Drei bis vier mal pro Jahr trifft sich die Harburger Pflegekonferenz (HPK). Sie besteht aus Vertretern der Pflegeheime, Seniorenverbände, Heimbeiräte, Behörden und Kommunalpolitik. Die Mitglieder der Konferenz informieren während der Sitzungen über Entwicklungen in der Pflege und versuchen, durch bessere Vernetzung höhere Pflegestandards zu etablieren. Unter anderem gibt die HPK seit rund zehn Jahren ein kostenloses Nachschlagewerk zu allen Senioren- und Pflegeheimen im Bezirk Harburg heraus. Pro Heim ist eine Seite vorgesehen - Daten und Fakten sind für jedes der neun Heime in der selben Weise aufgeschlüsselt, um Transparenz und Vergleichbarkeit zu gewährleisten.
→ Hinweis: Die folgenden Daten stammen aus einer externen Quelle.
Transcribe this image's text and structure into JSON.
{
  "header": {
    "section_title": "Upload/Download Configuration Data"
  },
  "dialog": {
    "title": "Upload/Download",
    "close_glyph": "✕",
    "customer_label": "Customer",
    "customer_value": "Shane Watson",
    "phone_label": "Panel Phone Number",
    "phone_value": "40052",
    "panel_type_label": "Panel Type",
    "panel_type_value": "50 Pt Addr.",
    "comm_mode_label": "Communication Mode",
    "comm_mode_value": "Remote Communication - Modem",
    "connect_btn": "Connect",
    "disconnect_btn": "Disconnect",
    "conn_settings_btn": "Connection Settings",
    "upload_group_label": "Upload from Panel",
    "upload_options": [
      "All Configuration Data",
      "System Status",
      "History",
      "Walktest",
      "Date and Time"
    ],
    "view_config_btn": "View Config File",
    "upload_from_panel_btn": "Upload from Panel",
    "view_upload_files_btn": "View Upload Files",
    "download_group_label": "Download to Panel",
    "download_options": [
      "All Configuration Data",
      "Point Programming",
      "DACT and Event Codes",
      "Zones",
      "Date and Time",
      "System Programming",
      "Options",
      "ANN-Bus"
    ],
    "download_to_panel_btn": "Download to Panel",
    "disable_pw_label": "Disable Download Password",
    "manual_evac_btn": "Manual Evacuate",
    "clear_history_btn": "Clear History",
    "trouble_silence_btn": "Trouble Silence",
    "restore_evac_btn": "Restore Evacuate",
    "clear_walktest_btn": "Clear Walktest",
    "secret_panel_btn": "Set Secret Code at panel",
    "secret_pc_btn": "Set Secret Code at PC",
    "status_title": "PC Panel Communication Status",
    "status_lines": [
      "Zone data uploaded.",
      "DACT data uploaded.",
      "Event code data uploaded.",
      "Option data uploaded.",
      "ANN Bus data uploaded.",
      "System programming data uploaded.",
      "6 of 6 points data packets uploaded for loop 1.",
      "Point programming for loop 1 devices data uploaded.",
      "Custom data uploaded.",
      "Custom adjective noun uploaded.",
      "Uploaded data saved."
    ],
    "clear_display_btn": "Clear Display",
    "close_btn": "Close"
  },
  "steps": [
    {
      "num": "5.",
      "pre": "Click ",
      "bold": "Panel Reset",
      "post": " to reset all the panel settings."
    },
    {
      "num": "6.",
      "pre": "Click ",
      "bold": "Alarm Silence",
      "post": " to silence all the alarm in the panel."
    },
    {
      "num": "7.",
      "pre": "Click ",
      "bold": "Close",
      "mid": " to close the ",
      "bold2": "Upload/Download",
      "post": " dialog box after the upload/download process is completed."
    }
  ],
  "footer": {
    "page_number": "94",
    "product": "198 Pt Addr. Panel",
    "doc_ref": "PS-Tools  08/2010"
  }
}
"Die Broschüre ist einmalig in Hamburg und zeigt, dass wir Heimbetreiber südlich der Elbe nicht nur Konkurrenten, sondern auch Partner sind", sagt Frank Esselmann, Leiter der Seniorenresidenz Neugraben.

Esselmanns Seniorenresidenz plant derzeit keinen Um- oder Neubau, um neue Wohnformen anzubieten. Das liegt auch an dem Konzept des Heims. Es möchte den Bewohnern nicht nur Pflege bieten, sondern vor allem "gehobene Angebote in den Bereichen Musik, Literatur, Kunst und Verpflegung", wie in der Broschüre der HPK zu lesen ist. Selbst eine eigene Galerie mit wechselnden Ausstellungen betreibt das Heim - eine Residenz eben. Auch das ist ein Konzept, welches sich von üblichen Pflegekonzepten abhebt.

Frank Esselmann arbeitet gern in seiner Branche, sieht sie aber oft falsch dargestellt. "Es ist schockierend, wenn man Bilder falsch gepflegter älterer Menschen sieht. Doch das sind Einzelfälle. Jeden Tag passiert in Heimen unglaublich Schönes."